Celebrations of the country’s 250th anniversary are speeding up around the region, with ceremonies in each county this month, peaking in June with a big-name concert in Luzerne County and a big break for two community theaters in Scranton.
An Exeter woman, Cassandra Coleman, is executive director of the state’s America250PA commission.
Ceremonies in Schuylkill, Lackawanna, Luzerne, Wyoming, Carbon and Monroe counties are all on Sunday, Jan. 18. The times are staggered, in part because Coleman has to get to them all.
Coleman will stop at the ceremonies in each of the commonwealth’s counties over two weeks to mark the semiquincentennial.

America250PA
The America250PA mascot, the Keystone Kid, visited Hazleton Area School District for a history program.
(Courtesy of America250PA)
“It’ll give us the opportunity to highlight these counties and their overall contributions to the Pennsylvania and American story over the last 250 years, and really, ideally ignite or reignite that Pennsylvania pride, that we should all feel walking into this historic year,” she said.
Coleman, a former mayor of Exeter and a graduate of King’s College, became executive director of America250PA in 2019 after several years working in state government.
She announced that a big, free America250PA concert will be held in Luzerne County. It will be one of five concerts statewide with national acts, intended to be the regional equivalent of Philadelphia’s annual July 4 celebration on the Benjamin Franklin Parkway.

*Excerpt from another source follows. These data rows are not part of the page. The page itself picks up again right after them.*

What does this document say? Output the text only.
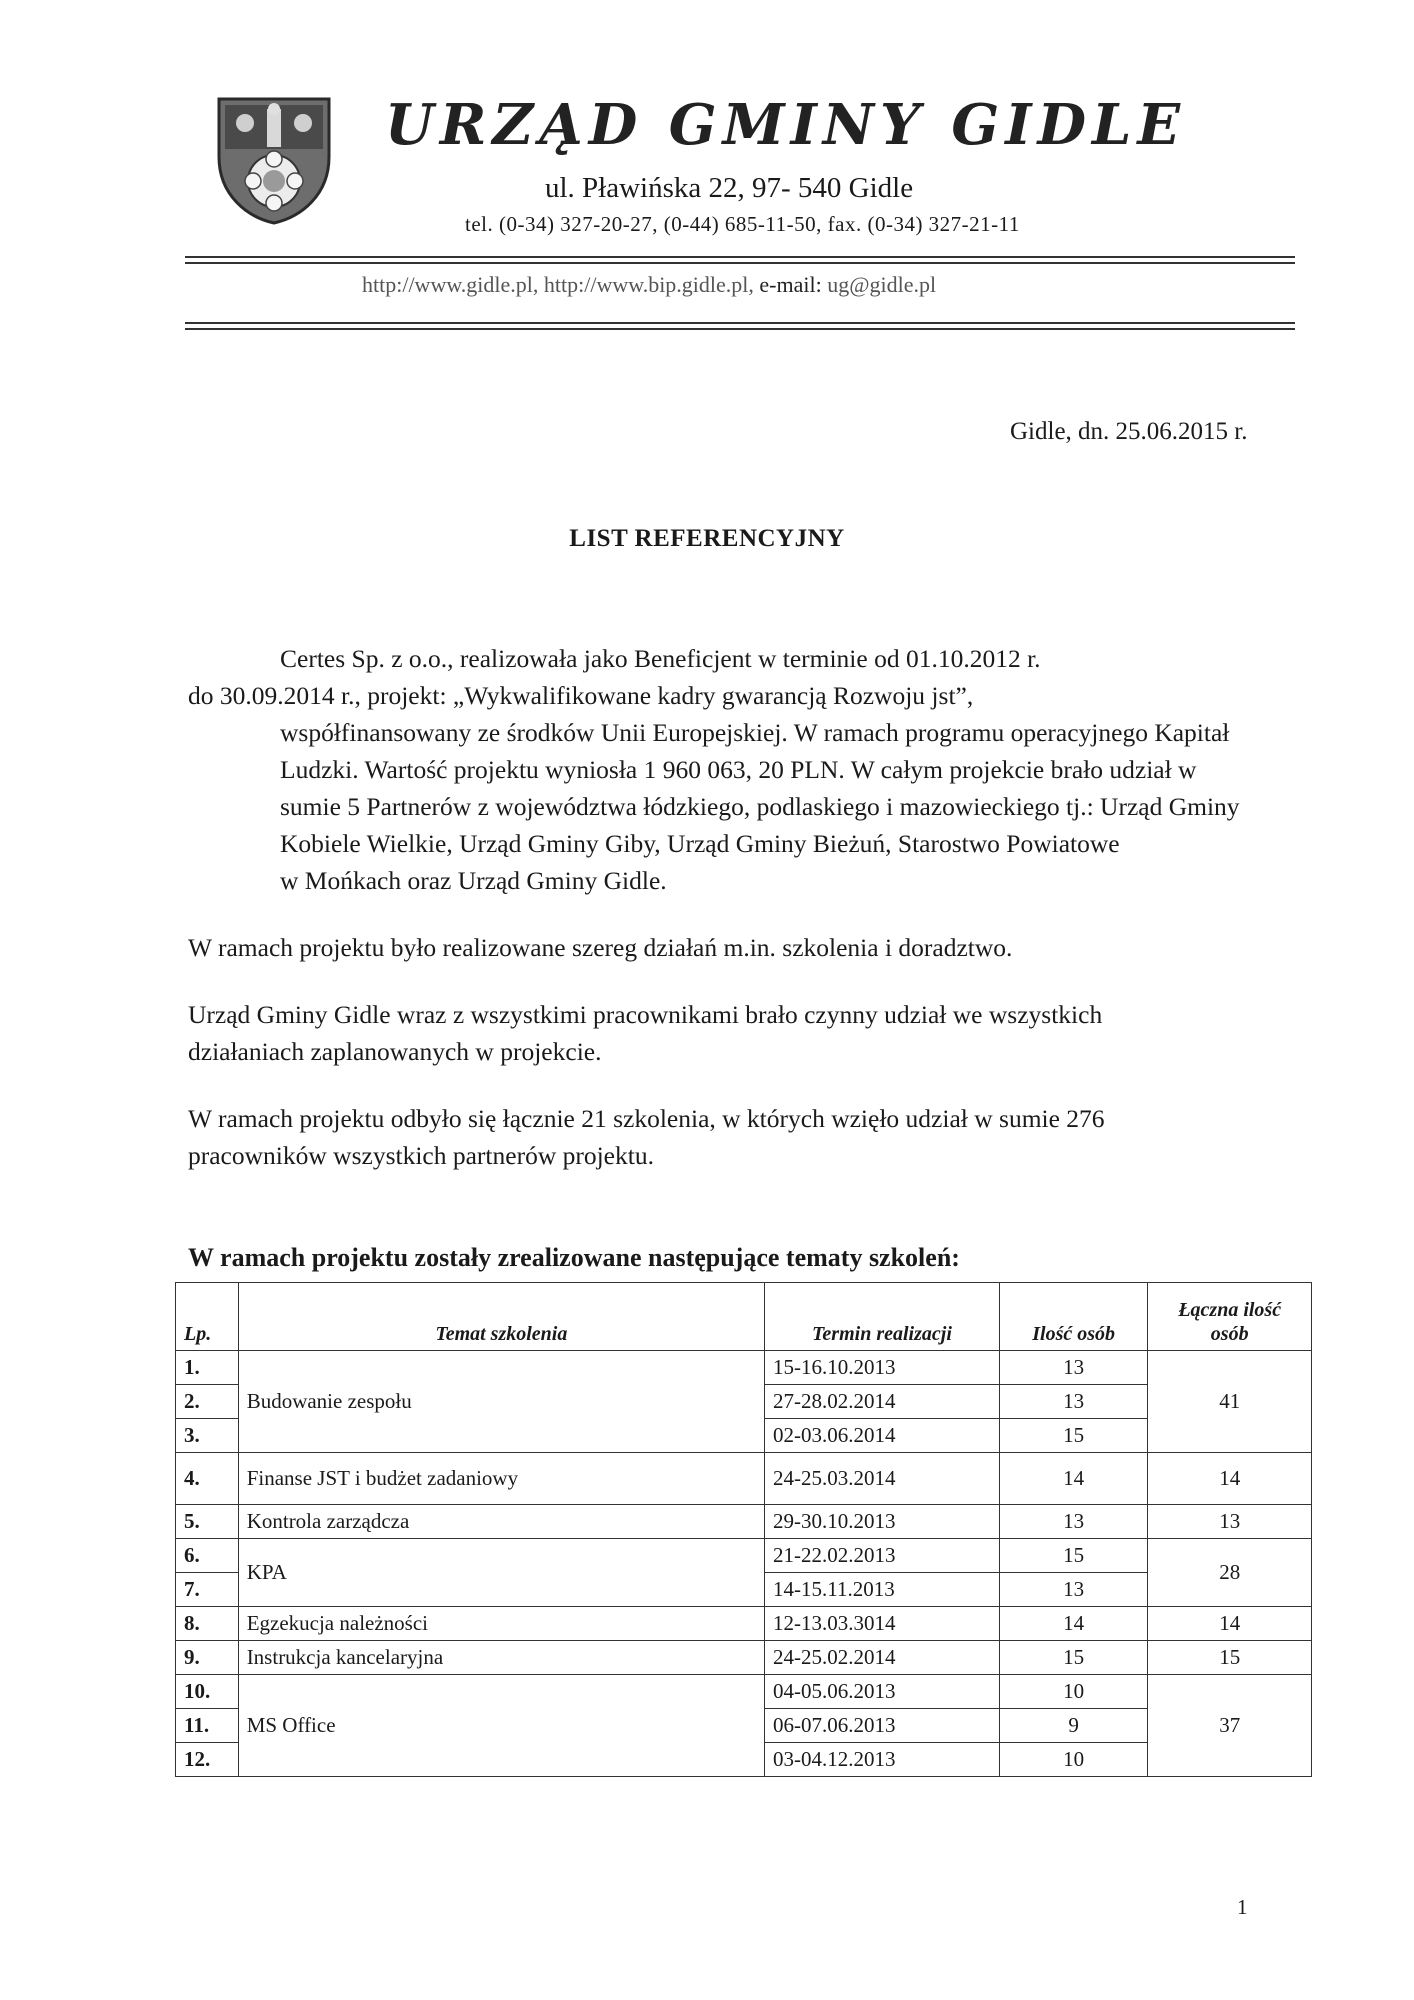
URZĄD GMINY GIDLE
ul. Pławińska 22, 97- 540 Gidle
tel. (0-34) 327-20-27, (0-44) 685-11-50, fax. (0-34) 327-21-11
http://www.gidle.pl, http://www.bip.gidle.pl, e-mail: ug@gidle.pl
Gidle, dn. 25.06.2015 r.
LIST REFERENCYJNY

Certes Sp. z o.o., realizowała jako Beneficjent w terminie od 01.10.2012 r.
do 30.09.2014 r., projekt: „Wykwalifikowane kadry gwarancją Rozwoju jst”,
współfinansowany ze środków Unii Europejskiej. W ramach programu operacyjnego Kapitał
Ludzki. Wartość projektu wyniosła 1 960 063, 20 PLN. W całym projekcie brało udział w
sumie 5 Partnerów z województwa łódzkiego, podlaskiego i mazowieckiego tj.: Urząd Gminy
Kobiele Wielkie, Urząd Gminy Giby, Urząd Gminy Bieżuń, Starostwo Powiatowe
w Mońkach oraz Urząd Gminy Gidle.

W ramach projektu było realizowane szereg działań m.in. szkolenia i doradztwo.

Urząd Gminy Gidle wraz z wszystkimi pracownikami brało czynny udział we wszystkich
działaniach zaplanowanych w projekcie.

W ramach projektu odbyło się łącznie 21 szkolenia, w których wzięło udział w sumie 276
pracowników wszystkich partnerów projektu.

W ramach projektu zostały zrealizowane następujące tematy szkoleń:
Lp.	Temat szkolenia	Termin realizacji	Ilość osób	Łączna ilość
osób
1.	Budowanie zespołu	15-16.10.2013	13	41
2.		27-28.02.2014	13	
3.		02-03.06.2014	15	
4.	Finanse JST i budżet zadaniowy	24-25.03.2014	14	14
5.	Kontrola zarządcza	29-30.10.2013	13	13
6.	KPA	21-22.02.2013	15	28
7.		14-15.11.2013	13	
8.	Egzekucja należności	12-13.03.3014	14	14
9.	Instrukcja kancelaryjna	24-25.02.2014	15	15
10.	MS Office	04-05.06.2013	10	37
11.		06-07.06.2013	9	
12.		03-04.12.2013	10	
1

The concert will be in June, with the performers and the venue yet to be announced. The event will be free, with registration for tickets required.
The biggest Lackawanna County-wide event will be a family-centered celebration at McDade Park, Scranton, on Sunday, June 28, said Kristin A. Magnotta, the county economic development director. She represents Lackawanna County on the America250PA County Advisory Committee.
Also in Scranton, Diva Theater and Actors Circle, two community theater groups, jointly received a $10,000 grant from America250PA to produce the Broadway musical “1776.”
“We just sat there with our mouths hanging open,” said Paige Balitski, co-founder Diva Theater. They are looking for a performance space for the last two weekends in June, because none of their standard venues can handle the show.
“1776” is set during the debate over the Declaration of Independence. It won the Tony Award for Best Musical in 1969 and became a movie. A version was performed at the White House.
Before any of that, the America250PA Mobile Unit truck will begin visiting the region in the spring.
The vehicle is equipped with America250PA video games, exhibits, selfie stations and prizes. From the outside, scanning QR codes will launch augmented reality features.
In Scranton, the Jan. 18 kickoff ceremony is part of the final day of Downtown on Ice. Organizers hope to show off a special ice sculpture to combine the two occasions. It begins at 2:30 p.m. in a tent on Lackawanna County Courthouse Square.
The Luzerne County kickoff ceremony is at the county courthouse at 6 p.m.
As for other regional opening ceremonies on Jan. 18, they are scheduled for 9 a.m. at the Schuylkill County Courthouse, Pottsville; and 4 p.m. at the Wyoming County Chamber of Commerce in Tunkhannock.
So far, the commission’s most visible efforts are the painted Liberty Bell replicas and Liberty Tree plantings going on around the state.
One of Coleman’s main goals is to create formative, inspirational memories for the children who will create the next stage of Pennsylvania history and celebrate the Tricentennial in 2076.
Coleman, who wasn’t born yet in 1976, says people love to share their Bicentennial memories. She hears about marching in parades, painting fire hydrants red, white and blue, and one family that installed a red, white and blue patriotic shag rug.
America250PA’s website is America250pa.org.
Separate from the state commission’s work, the Luzerne County Historical Society is about to open its America250 display.
“Celebrating the Semi-Quincentennial: 250 Years of History” will open at the society’s museum on South Franklin Street, Wilkes-Barre, on Jan. 30 and continue for the rest of 2026.
Featuring more than 700 items from the society’s collection, the display highlights county mines, places of worship, sports, breweries, military units and much more. The artifacts range in time from the early 1600s through the current day.